Look carefully at the flower-head. You will find about forty tiny round flowers in the middle. They have dust-bags in them, and a large drop of honey. Round these stand about three hundred little flowers, each with a long yellow strap, and inside each of these outer flowers is a seed-box with two sticky horns. The bees and flies creep over these outer florets to suck the honey from the flowers in the middle, and on their way back they bring some pollen and leave it on the sticky horns.

And now, if you can find in the hedges the Cuckoo-pint or Arum I will show you a real trap for insects. It is a plant with a green pointed hood, and a purple club sticking up in the middle. We used to call it "Lords and Ladies," but many children call it "Parson-in-the-pulpit." In spring this plant has a very strong smell. When the flies smell it, they crawl down the purple club to look for honey.


[Illustration]

1. Arum or Cuckoo-pint;  2. The Coltsfoot

On their way they pass a row of stiff hairs (1, p. 31) which bend down with their weight and let them pass. Then they come to a ring of red dust-bags (2) which are not yet open. Next they pass some useless seed-boxes (3) and reach at last the true seed-boxes (4) with sticky points.

Now they have come to the bottom, and they look for some honey. Alas! There is none there. Then they try to get back. But the stiff hairs will not bend upwards, and they are prisoners. They are shut in for a day or two, and then the sticky points of the seed-boxes wither, and each gives out a drop of honey. So the flies have not been cheated. At the same time the dust-flags burst, and the pollen dust falls on the flies. Then the stamens and the hairs wither away and the flies can get out again.

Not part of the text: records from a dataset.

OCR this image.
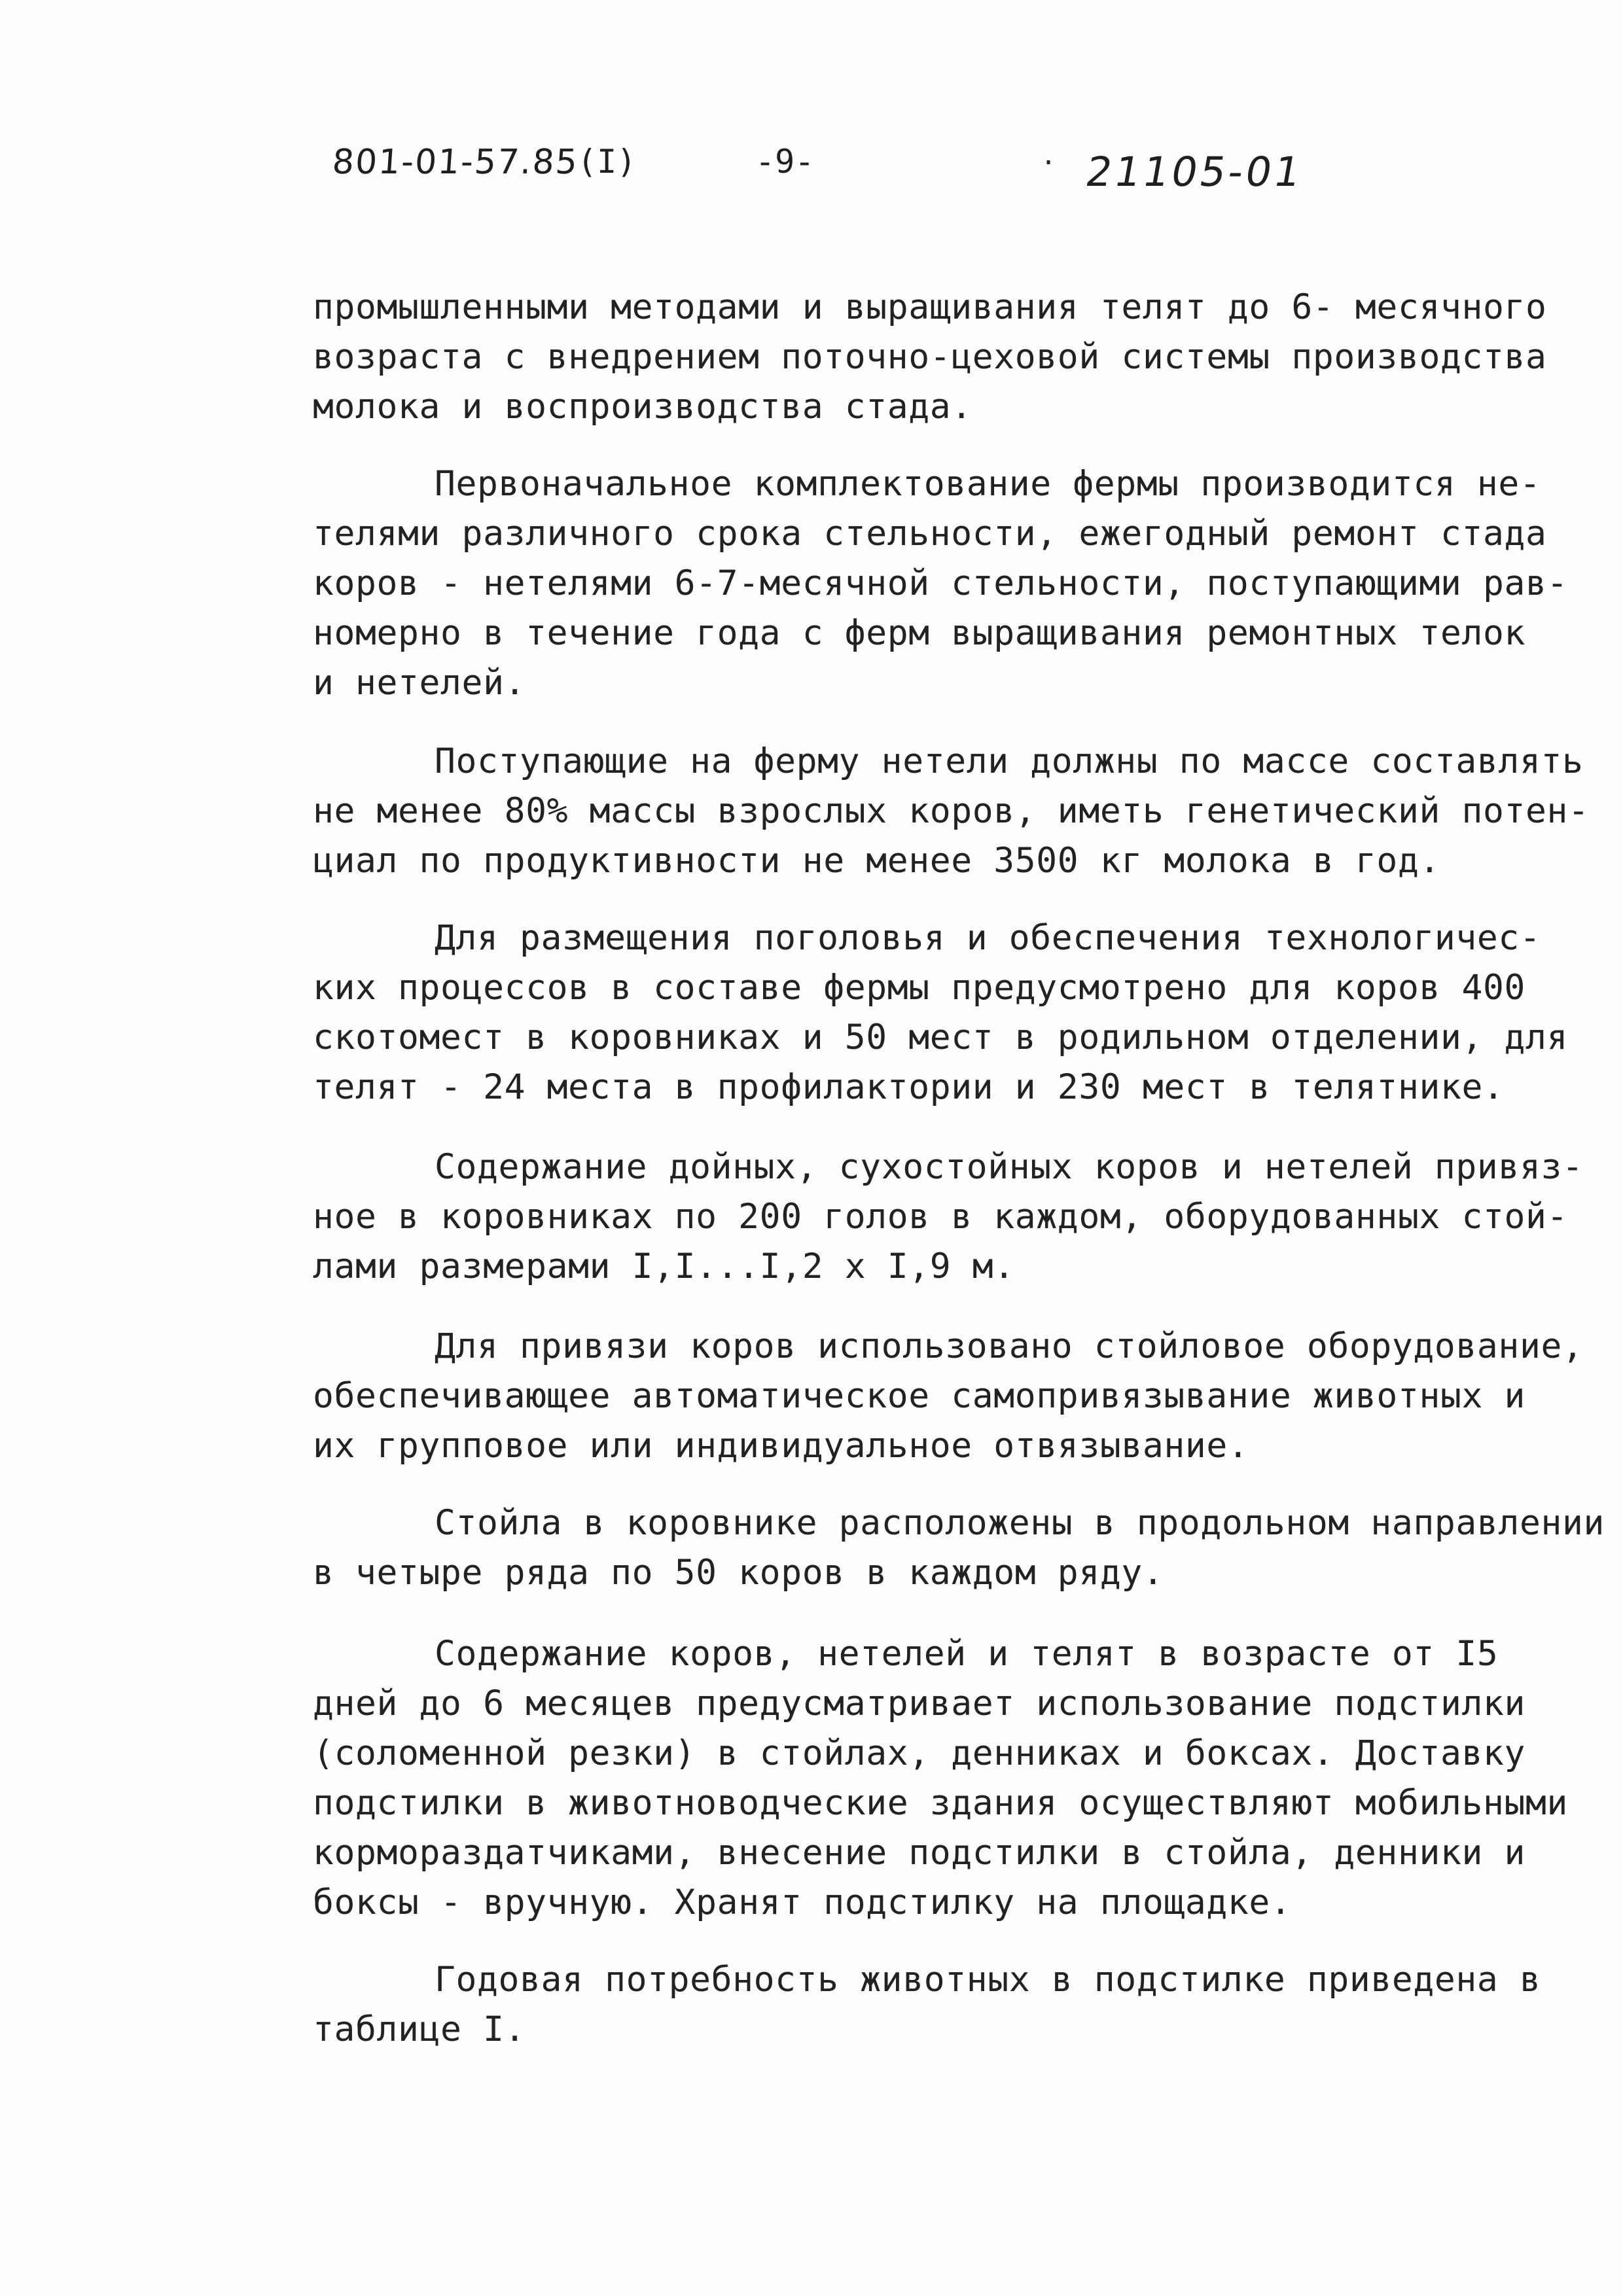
801-01-57.85
(I)	-9-	· 21105-01
промышленными методами и выращивания телят до 6- месячного
возраста с внедрением поточно-цеховой системы производства
молока и воспроизводства стада.
Первоначальное комплектование фермы производится не-
телями различного срока стельности, ежегодный ремонт стада
коров - нетелями 6-7-месячной стельности, поступающими рав-
номерно в течение года с ферм выращивания ремонтных телок
и нетелей.
Поступающие на ферму нетели должны по массе составлять
не менее 80% массы взрослых коров, иметь генетический потен-
циал по продуктивности не менее 3500 кг молока в год.
Для размещения поголовья и обеспечения технологичес-
ких процессов в составе фермы предусмотрено для коров 400
скотомест в коровниках и 50 мест в родильном отделении, для
телят - 24 места в профилактории и 230 мест в телятнике.
Содержание дойных, сухостойных коров и нетелей привяз-
ное в коровниках по 200 голов в каждом, оборудованных стой-
лами размерами I,I...I,2 х I,9 м.
Для привязи коров использовано стойловое оборудование,
обеспечивающее автоматическое самопривязывание животных и
их групповое или индивидуальное отвязывание.
Стойла в коровнике расположены в продольном направлении
в четыре ряда по 50 коров в каждом ряду.
Содержание коров, нетелей и телят в возрасте от I5
дней до 6 месяцев предусматривает использование подстилки
(соломенной резки) в стойлах, денниках и боксах. Доставку
подстилки в животноводческие здания осуществляют мобильными
кормораздатчиками, внесение подстилки в стойла, денники и
боксы - вручную. Хранят подстилку на площадке.
Годовая потребность животных в подстилке приведена в
таблице I.
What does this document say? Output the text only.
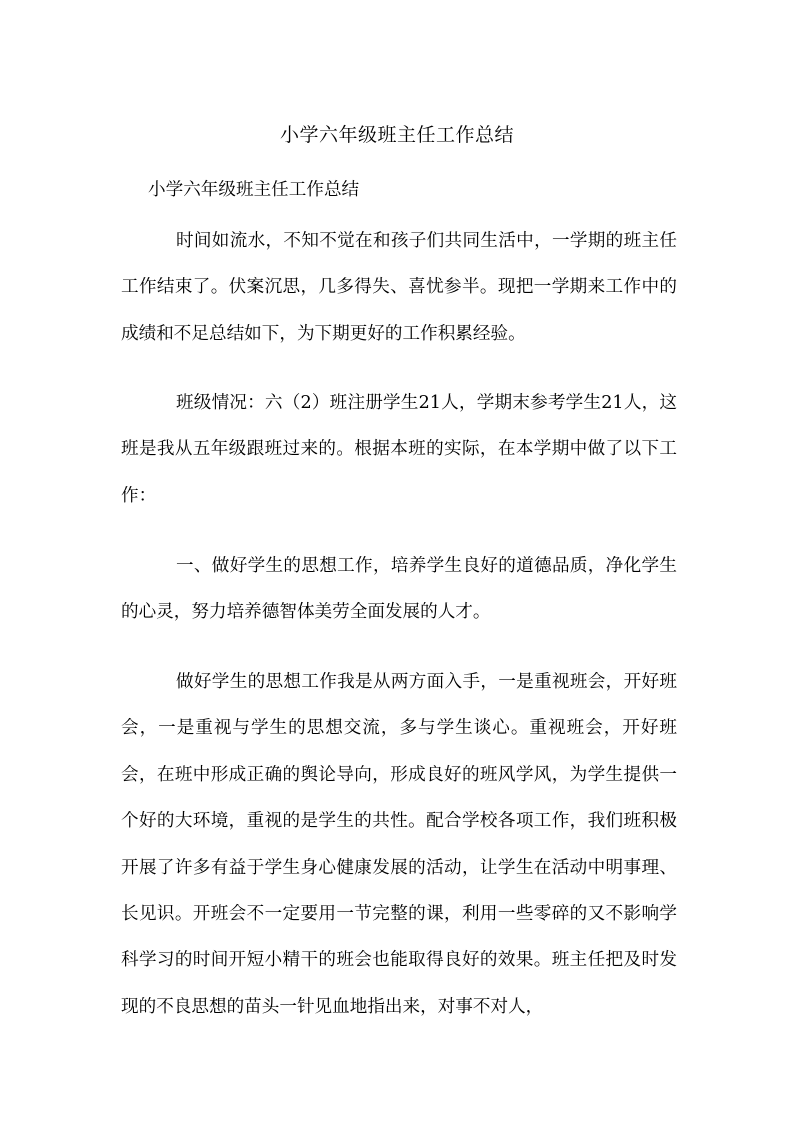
小学六年级班主任工作总结

小学六年级班主任工作总结

时间如流水，不知不觉在和孩子们共同生活中，一学期的班主任工作结束了。伏案沉思，几多得失、喜忧参半。现把一学期来工作中的成绩和不足总结如下，为下期更好的工作积累经验。

班级情况：六（2）班注册学生21人，学期末参考学生21人，这班是我从五年级跟班过来的。根据本班的实际，在本学期中做了以下工作：

一、做好学生的思想工作，培养学生良好的道德品质，净化学生的心灵，努力培养德智体美劳全面发展的人才。

做好学生的思想工作我是从两方面入手，一是重视班会，开好班会，一是重视与学生的思想交流，多与学生谈心。重视班会，开好班会，在班中形成正确的舆论导向，形成良好的班风学风，为学生提供一个好的大环境，重视的是学生的共性。配合学校各项工作，我们班积极开展了许多有益于学生身心健康发展的活动，让学生在活动中明事理、长见识。开班会不一定要用一节完整的课，利用一些零碎的又不影响学科学习的时间开短小精干的班会也能取得良好的效果。班主任把及时发现的不良思想的苗头一针见血地指出来，对事不对人，
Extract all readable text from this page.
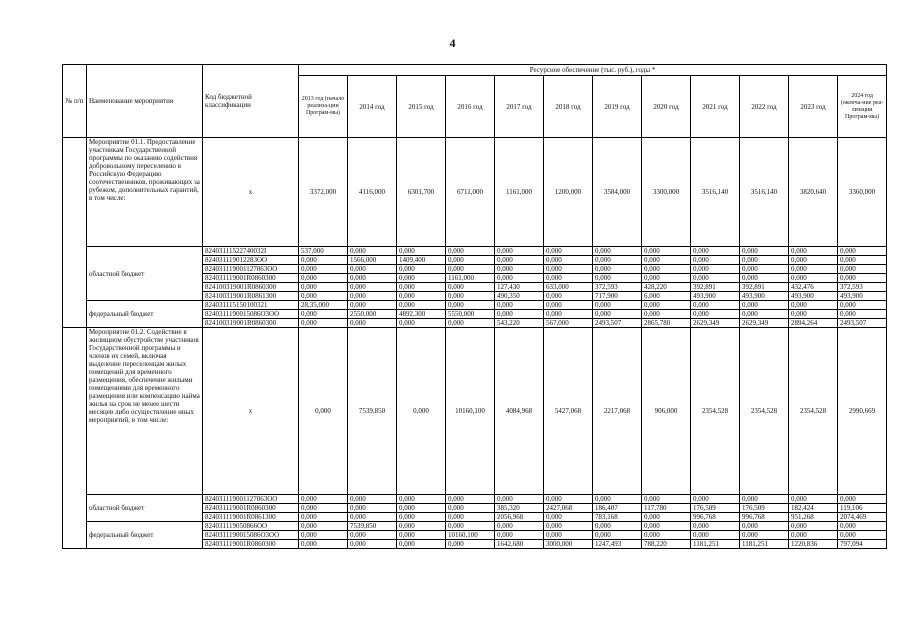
4
№ п/п	Наименование мероприятия	Код бюджетной классификации	Ресурсное обеспечение (тыс. руб.), годы *											
			2013 год (начало реализа-ции Програм-мы)	2014 год	2015 год	2016 год	2017 год	2018 год	2019 год	2020 год	2021 год	2022 год	2023 год	2024 год (оконча-ние реа-лизации Програм-мы)
	Мероприятие 01.1. Предоставление участникам Государственной программы по оказанию содействия добровольному переселению в Российскую Федерацию соотечественников, проживающих за рубежом, дополнительных гарантий, в том числе:	х	3372,000	4116,000	6301,700	6711,000	1161,000	1200,000	3584,000	3300,000	3516,140	3516,140	3820,640	3360,000
	областной бюджет	82403111522740032I	537,000	0,000	0,000	0,000	0,000	0,000	0,000	0,000	0,000	0,000	0,000	0,000
		824031119012283OO	0,000	1566,000	1409,400	0,000	0,000	0,000	0,000	0,000	0,000	0,000	0,000	0,000
		824031119001127063OO	0,000	0,000	0,000	0,000	0,000	0,000	0,000	0,000	0,000	0,000	0,000	0,000
		824031119001R0860300	0,000	0,000	0,000	1161,000	0,000	0,000	0,000	0,000	0,000	0,000	0,000	0,000
		824100319001R0860300	0,000	0,000	0,000	0,000	127,430	633,000	372,593	428,220	392,891	392,891	432,476	372,593
		824100319001R0861300	0,000	0,000	0,000	0,000	490,350	0,000	717,900	6,000	493,900	493,900	493,900	493,900
	федеральный бюджет	824031115150100321	28,35,000	0,000	0,000	0,000	0,000	0,000	0,000	0,000	0,000	0,000	0,000	0,000
		8240311190015086O3OO	0,000	2550,000	4892,300	5550,000	0,000	0,000	0,000	0,000	0,000	0,000	0,000	0,000
		824100319001R0860300	0,000	0,000	0,000	0,000	543,220	567,000	2493,507	2865,780	2629,349	2629,349	2894,264	2493,507
	Мероприятие 01.2. Содействие в жилищном обустройстве участников Государственной программы и членов их семей, включая выделение переселенцам жилых помещений для временного размещения, обеспечение жилыми помещениями для временного размещения или компенсацию найма жилья на срок не менее шести месяцев либо осуществление иных мероприятий, в том числе:	х	0,000	7539,850	0,000	10160,100	4084,968	5427,068	2217,068	906,000	2354,528	2354,528	2354,528	2990,669
	областной бюджет	824031119001127063OO	0,000	0,000	0,000	0,000	0,000	0,000	0,000	0,000	0,000	0,000	0,000	0,000
		824031119001R0860300	0,000	0,000	0,000	0,000	385,320	2427,068	186,407	117,780	176,509	176,509	182,424	119,106
		824031119001R0861300	0,000	0,000	0,000	0,000	2056,968	0,000	783,168	0,000	996,768	996,768	951,268	2074,469
	федеральный бюджет	824031119050866OO	0,000	7539,850	0,000	0,000	0,000	0,000	0,000	0,000	0,000	0,000	0,000	0,000
		8240311190015086O3OO	0,000	0,000	0,000	10160,100	0,000	0,000	0,000	0,000	0,000	0,000	0,000	0,000
		824031119001R0860300	0,000	0,000	0,000	0,000	1642,680	3000,000	1247,493	788,220	1181,251	1181,251	1220,836	797,094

As they pass the withered dust-bags, they brush off any pollen-grains which remain, and have plenty on their backs to carry to another flower-trap.

You can see this for yourself if you will look for the Parson-in-the-pulpit, and choose two plants, one young one with the dust-bags full, and one old one in which they are withered.

Look for marsh marigold, lesser celandine, coltsfoot, and arum or cuckoo-pint.